5月29日(水曜日)のプレナリーセッションはチェアパーソンによる開会挨拶で始まり、当日の主なイベントが紹介された。その後、キーノート講演へと進んだ。講演者はコロンビア大学のケレン・バーグマン(Keren Bergman)教授、講演タイトルは「Petascale photonic chip connectivity for energy efficient AI computing(エネルギー効率の高いAIコンピューティングに向けたペタスケールの光チップ接続)」である。将来のAIコンピューティングを支えるチップ間の超高密度低消費電力光接続技術を展望した。
5月30日(木曜日)のプレナリーセッションは、プログラムには「The Future of Semiconductor Industry. Emerging Start-ups and Material Innovations in Advanced Packaging(半導体産業の将来:先進パッケージングにおけるスタートアップ企業と材料イノベーション)」とあった。これだけではなんのことやら分からない。要点を読むと、パッケージング分野のスタートアップ企業(技術ベンチャー企業)によるショートプレゼンテーションと、投資家や業界関係者による審査らしい。

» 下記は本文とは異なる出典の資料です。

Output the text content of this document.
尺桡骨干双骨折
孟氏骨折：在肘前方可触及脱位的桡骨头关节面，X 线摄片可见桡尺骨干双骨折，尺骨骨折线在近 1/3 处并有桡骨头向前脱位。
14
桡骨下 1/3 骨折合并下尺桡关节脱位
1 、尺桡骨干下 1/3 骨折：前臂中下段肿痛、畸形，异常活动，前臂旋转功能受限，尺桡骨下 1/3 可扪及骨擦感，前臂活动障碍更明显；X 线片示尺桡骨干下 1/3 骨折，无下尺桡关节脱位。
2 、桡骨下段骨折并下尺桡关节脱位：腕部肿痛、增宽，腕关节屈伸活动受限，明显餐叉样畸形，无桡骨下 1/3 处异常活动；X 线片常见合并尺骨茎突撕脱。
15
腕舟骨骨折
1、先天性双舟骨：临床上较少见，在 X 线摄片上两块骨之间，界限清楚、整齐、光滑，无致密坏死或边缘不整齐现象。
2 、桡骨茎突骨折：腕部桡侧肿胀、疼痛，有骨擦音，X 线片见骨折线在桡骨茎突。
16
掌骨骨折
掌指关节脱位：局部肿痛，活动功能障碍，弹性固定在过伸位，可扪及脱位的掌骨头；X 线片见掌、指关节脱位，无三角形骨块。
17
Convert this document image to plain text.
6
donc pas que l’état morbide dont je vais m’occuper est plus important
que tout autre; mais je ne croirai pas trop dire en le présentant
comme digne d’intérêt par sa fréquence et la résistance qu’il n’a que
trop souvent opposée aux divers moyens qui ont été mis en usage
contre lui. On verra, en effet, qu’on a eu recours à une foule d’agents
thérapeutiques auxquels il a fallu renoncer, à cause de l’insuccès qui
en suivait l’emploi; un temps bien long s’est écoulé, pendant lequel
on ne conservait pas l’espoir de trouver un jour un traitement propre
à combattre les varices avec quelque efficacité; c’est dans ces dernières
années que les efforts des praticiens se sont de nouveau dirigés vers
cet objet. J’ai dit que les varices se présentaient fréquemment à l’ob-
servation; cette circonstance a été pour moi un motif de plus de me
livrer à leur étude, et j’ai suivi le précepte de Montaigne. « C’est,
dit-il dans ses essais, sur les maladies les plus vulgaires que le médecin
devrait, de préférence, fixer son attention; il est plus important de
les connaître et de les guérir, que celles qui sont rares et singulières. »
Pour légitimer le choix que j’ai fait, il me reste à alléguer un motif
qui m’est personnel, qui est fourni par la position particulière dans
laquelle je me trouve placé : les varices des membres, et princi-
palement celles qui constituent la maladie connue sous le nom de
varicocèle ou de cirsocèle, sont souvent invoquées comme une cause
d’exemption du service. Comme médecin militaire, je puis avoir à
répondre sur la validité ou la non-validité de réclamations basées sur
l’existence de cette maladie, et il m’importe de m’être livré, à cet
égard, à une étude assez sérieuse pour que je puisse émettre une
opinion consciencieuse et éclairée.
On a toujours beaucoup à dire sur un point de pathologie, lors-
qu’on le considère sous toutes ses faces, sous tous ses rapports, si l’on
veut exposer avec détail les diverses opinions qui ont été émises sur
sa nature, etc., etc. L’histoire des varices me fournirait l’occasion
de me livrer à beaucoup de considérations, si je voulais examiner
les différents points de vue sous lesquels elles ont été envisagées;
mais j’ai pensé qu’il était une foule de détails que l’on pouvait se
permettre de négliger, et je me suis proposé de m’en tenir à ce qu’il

そこで実際に参加してみた。技術ベンチャー(スタートアップ)企業よるショート講演(自社技術のプロモーション)が主体である。Global Cooling Technology Group(GCTG)、Terecircuits、Thintronicsの3社から代表者が順に講演した。恥ずかしながら筆者にとり、これら3社の名称は初耳だった。
始めはGlobal Cooling Technology Group(GCTG)のCEO兼共同創業者であるVictor Chiriac氏が講演した。講演タイトルは「GCTG-PULSE:PATENTED TECHNOLOGY THAT COOLS THE WORLD OF ELECTRONICS」である。同社が開発したエレクトロニクス向け薄型冷却(放熱)技術「GCTG-PULSE」を紹介していた。
「GCTG-PULSE」は薄いセラミックあるいは金属のプレートに冷媒(液体と気泡)の流路(ループする流路)を埋め込んだ構造をしている。流路のレイアウトはいわゆる「蛇行流路(serpentine channel)」であり、高温側と低温側の間で蛇行を繰り返す。低温側だけは直線状の流路があり、蛇行流路のループを形成している。そして液体と気泡が流路を移動する(「oscillating」)と表記しているので、往復運動を繰り返すと思われる)ことで、高温側から低温側へと熱を伝達し、放熱する。
自然に冷媒が移動するので動力を必要としないこと、外形が薄いこと、どの方向でも配置できること、などを特長とする。用途としてはタブレット、ノートPC、スマートフォン、自動車などを狙う。